Table 2. Costs of electrons and ATP needed to produce one mol of NH3 and the conversion into carbohydrate units.
Figure 6. Theoretical costs of ammonia assimilation in carbohydrate units (<CH2O>; mol mol−1) for different efficiencies of respiratory glucose oxidation. Solid line: N2 fixation. Dashed line: assimilatory nitrate uptake.
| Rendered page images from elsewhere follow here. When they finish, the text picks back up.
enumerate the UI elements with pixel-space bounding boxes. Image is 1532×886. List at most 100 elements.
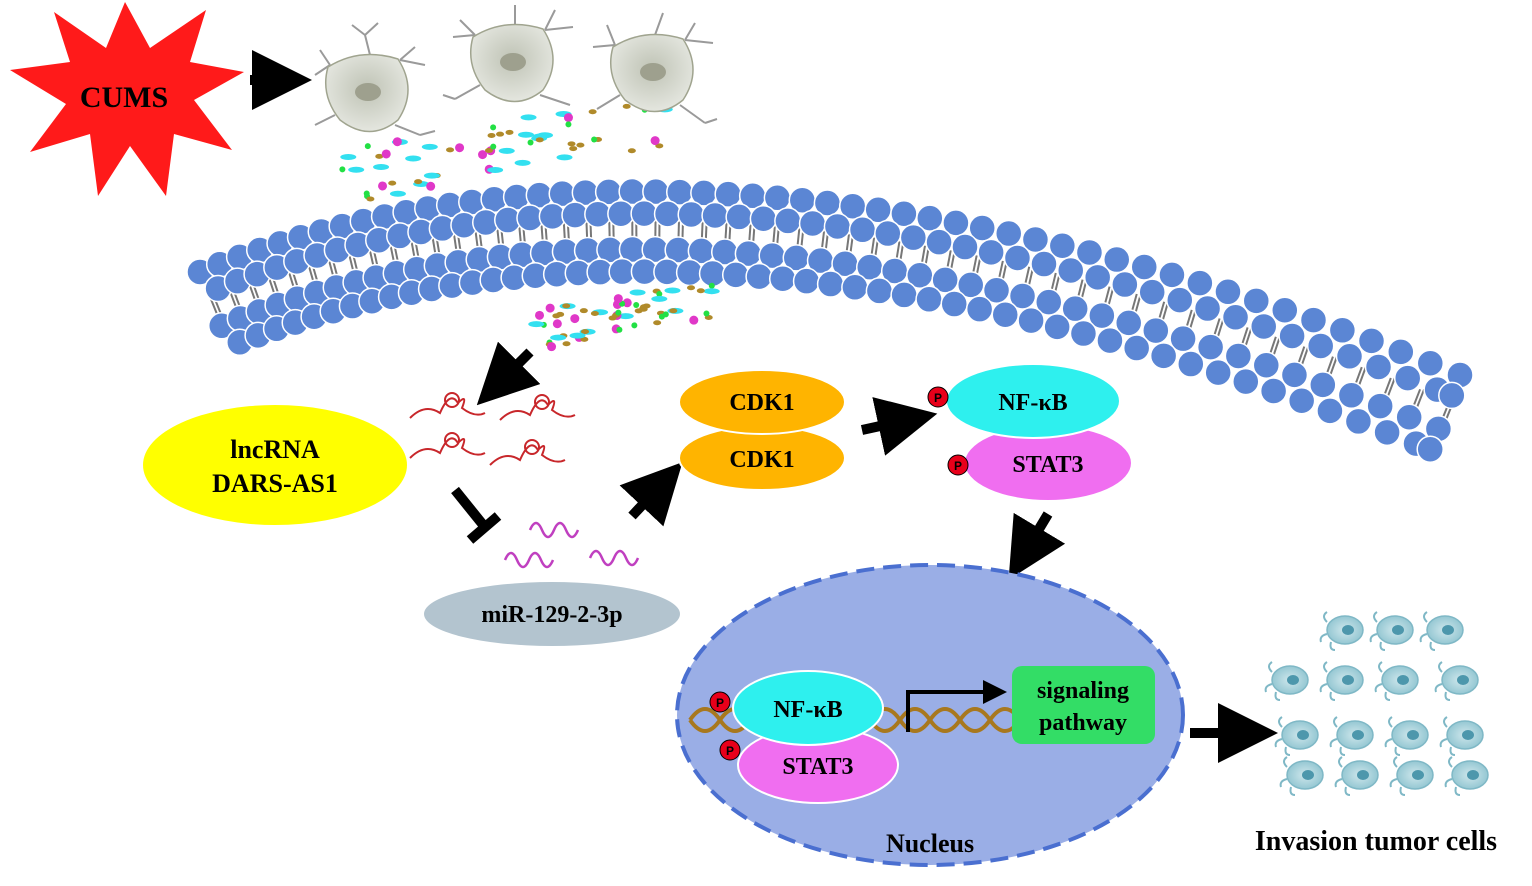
molecule bbox=[653, 320, 662, 326]
molecule bbox=[421, 143, 438, 150]
cell-membrane bbox=[186, 177, 1474, 463]
lipid-head bbox=[1316, 397, 1344, 425]
molecule bbox=[339, 166, 346, 173]
tumor-cell bbox=[1434, 661, 1479, 701]
molecule bbox=[664, 287, 681, 294]
lipid-head bbox=[1416, 349, 1445, 377]
molecule bbox=[591, 136, 598, 143]
molecule bbox=[708, 282, 715, 289]
lipid-head bbox=[1130, 253, 1159, 281]
lipid-head bbox=[607, 199, 635, 228]
lipid-head bbox=[1043, 313, 1071, 341]
lipid-head bbox=[1196, 333, 1225, 361]
lipid-head bbox=[865, 277, 894, 305]
lipid-head bbox=[1306, 332, 1335, 360]
lipid-head bbox=[1335, 342, 1364, 371]
lncrna-structures bbox=[409, 392, 576, 466]
lipid-head bbox=[951, 233, 979, 261]
svg-text:P: P bbox=[954, 459, 962, 473]
lipid-head bbox=[1166, 286, 1194, 314]
lipid-head bbox=[749, 204, 778, 233]
tumor-cell bbox=[1334, 756, 1379, 796]
lipid-head bbox=[956, 271, 985, 299]
lipid-head bbox=[841, 273, 869, 302]
molecule bbox=[392, 137, 402, 147]
lipid-head bbox=[940, 290, 968, 318]
lipid-head bbox=[1169, 324, 1197, 353]
molecule bbox=[375, 153, 384, 159]
lipid-head bbox=[745, 262, 773, 291]
lipid-head bbox=[1438, 381, 1466, 410]
lipid-head bbox=[630, 199, 658, 228]
lipid-head bbox=[1328, 316, 1357, 345]
tumor-cell bbox=[1389, 756, 1434, 796]
nfkb-label: NF-κB bbox=[998, 390, 1067, 416]
molecule bbox=[615, 309, 622, 316]
lipid-head bbox=[1309, 371, 1337, 399]
arrow-complex-to-nucleus bbox=[1008, 511, 1066, 580]
inhibition-lncrna-to-mirna bbox=[451, 486, 502, 544]
lncrna-dars-as1-node: lncRNA DARS-AS1 bbox=[143, 405, 407, 525]
tumor-cells-group bbox=[1264, 611, 1489, 796]
molecule bbox=[478, 150, 488, 160]
lipid-head bbox=[1280, 361, 1309, 389]
cytoplasm-complex: NF-κB STAT3 P P bbox=[927, 363, 1133, 502]
cums-burst: CUMS bbox=[10, 2, 244, 196]
lipid-head bbox=[653, 200, 682, 228]
molecule bbox=[580, 336, 589, 342]
lipid-head bbox=[1373, 418, 1401, 447]
lipid-head bbox=[1056, 256, 1085, 285]
lipid-head bbox=[721, 261, 750, 289]
molecule bbox=[639, 306, 648, 312]
molecule bbox=[689, 315, 699, 325]
stat3-label: STAT3 bbox=[1012, 452, 1083, 478]
signaling-pathway-box bbox=[1012, 666, 1155, 744]
neuron-1 bbox=[314, 22, 436, 136]
molecule bbox=[364, 143, 371, 150]
tumor-cell bbox=[1444, 756, 1489, 796]
arrow-cdk1-to-complex bbox=[860, 397, 938, 456]
nuclear-phospho-stat3: P bbox=[719, 739, 741, 761]
tumor-cell bbox=[1264, 661, 1309, 701]
lipid-head bbox=[1008, 282, 1037, 310]
cdk1-dimer: CDK1 CDK1 bbox=[678, 369, 846, 491]
molecule bbox=[528, 321, 545, 328]
lipid-head bbox=[1357, 327, 1386, 355]
molecule bbox=[686, 285, 695, 291]
lipid-head bbox=[1232, 367, 1260, 396]
lipid-head bbox=[1193, 294, 1222, 323]
lipid-head bbox=[774, 207, 802, 235]
arrow-membrane-to-lncrna bbox=[476, 341, 541, 406]
lipid-head bbox=[561, 201, 589, 229]
svg-text:P: P bbox=[726, 744, 734, 758]
molecule bbox=[405, 155, 422, 162]
lipid-head bbox=[1224, 342, 1253, 370]
molecule bbox=[669, 308, 678, 314]
cdk1-top-label: CDK1 bbox=[729, 390, 794, 416]
molecule bbox=[490, 143, 497, 150]
molecule bbox=[569, 146, 578, 152]
molecule bbox=[545, 303, 555, 313]
lipid-head bbox=[1395, 403, 1423, 432]
lipid-head bbox=[1299, 306, 1328, 334]
tumor-cell bbox=[1274, 716, 1319, 756]
lipid-head bbox=[1021, 225, 1050, 254]
molecule bbox=[535, 137, 544, 143]
molecule bbox=[696, 288, 705, 294]
molecule bbox=[514, 159, 531, 166]
molecule bbox=[588, 109, 597, 115]
lipid-head bbox=[991, 300, 1020, 329]
nucleus-label: Nucleus bbox=[886, 829, 974, 858]
mirna-ellipse bbox=[424, 582, 680, 646]
lipid-head bbox=[1214, 278, 1242, 306]
transcription-arrow bbox=[906, 680, 1007, 732]
pathway-label-line2: pathway bbox=[1039, 710, 1127, 736]
molecule bbox=[517, 131, 534, 138]
lipid-head bbox=[1252, 351, 1281, 379]
red-star-shape bbox=[10, 2, 244, 196]
lipid-head bbox=[1387, 338, 1415, 366]
lipid-head bbox=[798, 209, 827, 238]
tumor-cell bbox=[1279, 756, 1324, 796]
molecule bbox=[569, 332, 586, 339]
arrow-mirna-to-cdk1 bbox=[619, 462, 683, 527]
Energy Utilization during N2 Fixation
The moles of oxygen (O2) consumed per mol of nitrogen (N) fixed were 9.3:1 and 3.2:1 at normal and low oxygen respectively (Table 1). Using an ATP production of 4.28 mol ATP per mole of oxygen respired (Raven, 2009), the observed oxygen drawdown during the dark phase can be converted to 40 and 14 mol ATP per mol of nitrogen (N) fixed at normal and low oxygen, respectively. Table 1 sums up the cellular budget of oxygen, nitrogen, and carbon during the light and dark cycle for low and normal oxygen. According to Eq. 1, 8 mol ATP are needed for the direct reduction of 0.5 mol N2 to ammonium, so the nitrogenase enzyme reaction consumes 20 and 57% of the cellular energy produced in the dark at normal and low oxygen respectively. If a respiration rate of 1.5 fmol O2 cell−1 h −1 is assumed to meet the energetic demands of the basal metabolism (~ background respiration at L3), 17.6 and 47% of the oxygen consumption during the dark phase can be accounted for at normal and low oxygen, respectively. Therefore, at low oxygen conditions the observed oxygen drawdown matches the calculated expenses of the cell (104%), whereas about 60% of the observed oxygen consumption at normal oxygen conditions appears in excess of the combined needs for N2 fixation and the basal metabolism. We assumed that the excess respiration represents the percentage of respiration invested into protection of the nitrogenase enzyme, either in the form of intracellular oxygen removal or energy necessary to repair the nitrogenase enzyme after oxidative damage.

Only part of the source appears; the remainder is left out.